Entanglement-enhanced measurement of a completely unknown phase
G. Y. Xiang, B. L. Higgins, D. W. Berry, H. M. Wiseman, G. J. Pryde

TL;DR
This paper introduces a novel entanglement-based adaptive method for precisely measuring completely unknown phases in interferometry, surpassing classical limits and enabling rapid, high-precision phase estimation.
Contribution
It presents the first ab initio entanglement-enhanced optical phase measurement technique combining entangled states with adaptive algorithms.
Findings
Achieved more information per photon than classical methods.
Demonstrated the first entanglement-enhanced measurement of an unknown phase.

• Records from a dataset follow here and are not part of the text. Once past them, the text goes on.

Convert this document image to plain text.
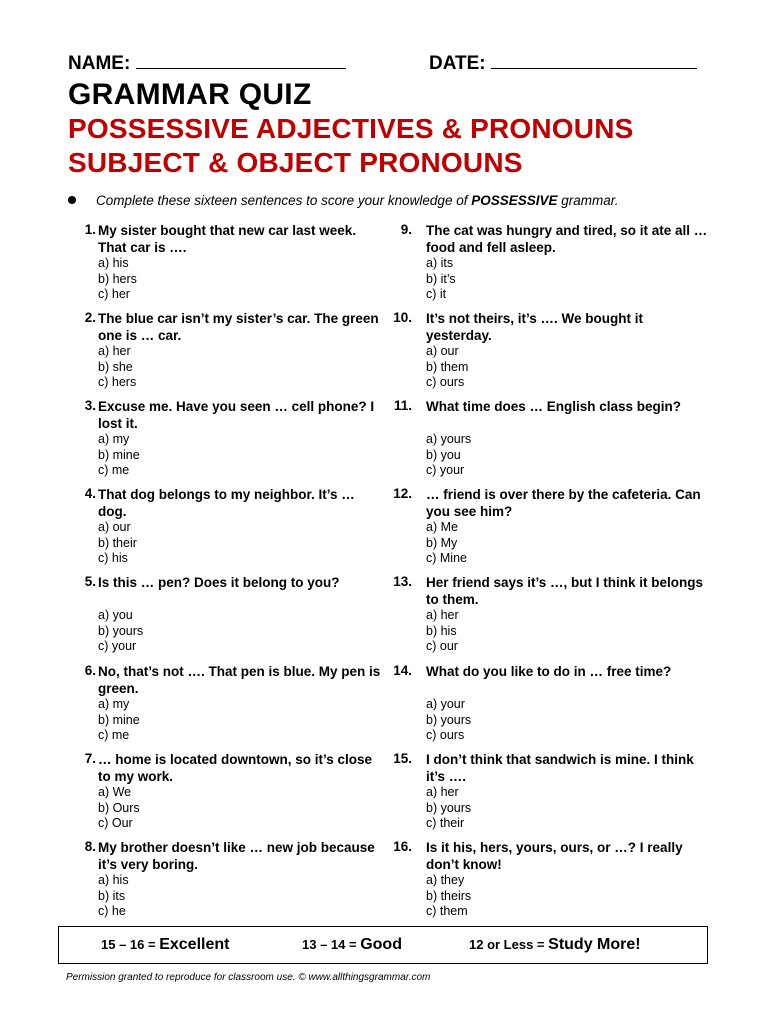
NAME:	DATE:
GRAMMAR QUIZ
POSSESSIVE ADJECTIVES & PRONOUNS
SUBJECT & OBJECT PRONOUNS
Complete these sixteen sentences to score your knowledge of POSSESSIVE grammar.
1. My sister bought that new car last week. That car is ….
a) his
b) hers
c) her
2. The blue car isn’t my sister’s car. The green one is … car.
a) her
b) she
c) hers
3. Excuse me. Have you seen … cell phone? I lost it.
a) my
b) mine
c) me
4. That dog belongs to my neighbor. It’s … dog.
a) our
b) their
c) his
5. Is this … pen? Does it belong to you?
a) you
b) yours
c) your
6. No, that’s not …. That pen is blue. My pen is green.
a) my
b) mine
c) me
7. … home is located downtown, so it’s close to my work.
a) We
b) Ours
c) Our
8. My brother doesn’t like … new job because it’s very boring.
a) his
b) its
c) he
9. The cat was hungry and tired, so it ate all … food and fell asleep.
a) its
b) it’s
c) it
10. It’s not theirs, it’s …. We bought it yesterday.
a) our
b) them
c) ours
11. What time does … English class begin?
a) yours
b) you
c) your
12. … friend is over there by the cafeteria. Can you see him?
a) Me
b) My
c) Mine
13. Her friend says it’s …, but I think it belongs to them.
a) her
b) his
c) our
14. What do you like to do in … free time?
a) your
b) yours
c) ours
15. I don’t think that sandwich is mine. I think it’s ….
a) her
b) yours
c) their
16. Is it his, hers, yours, ours, or …? I really don’t know!
a) they
b) theirs
c) them
15 – 16 = Excellent	13 – 14 = Good	12 or Less = Study More!
Permission granted to reproduce for classroom use. © www.allthingsgrammar.com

Enabled rapid and precise phase shift determination.
Abstract
The high-precision interferometric measurement of an unknown phase is the basis for metrology in many areas of science and technology. Quantum entanglement provides an increase in sensitivity, but present techniques have only surpassed the limits of classical interferometry for the measurement of small variations about a known phase. Here we introduce a technique that combines entangled states with an adaptive algorithm to precisely estimate a completely unspecified phase, obtaining more information per photon that is possible classically. We use the technique to make the first ab initio entanglement-enhanced optical phase measurement. This approach will enable rapid, precise determination of unknown phase shifts using interferometry.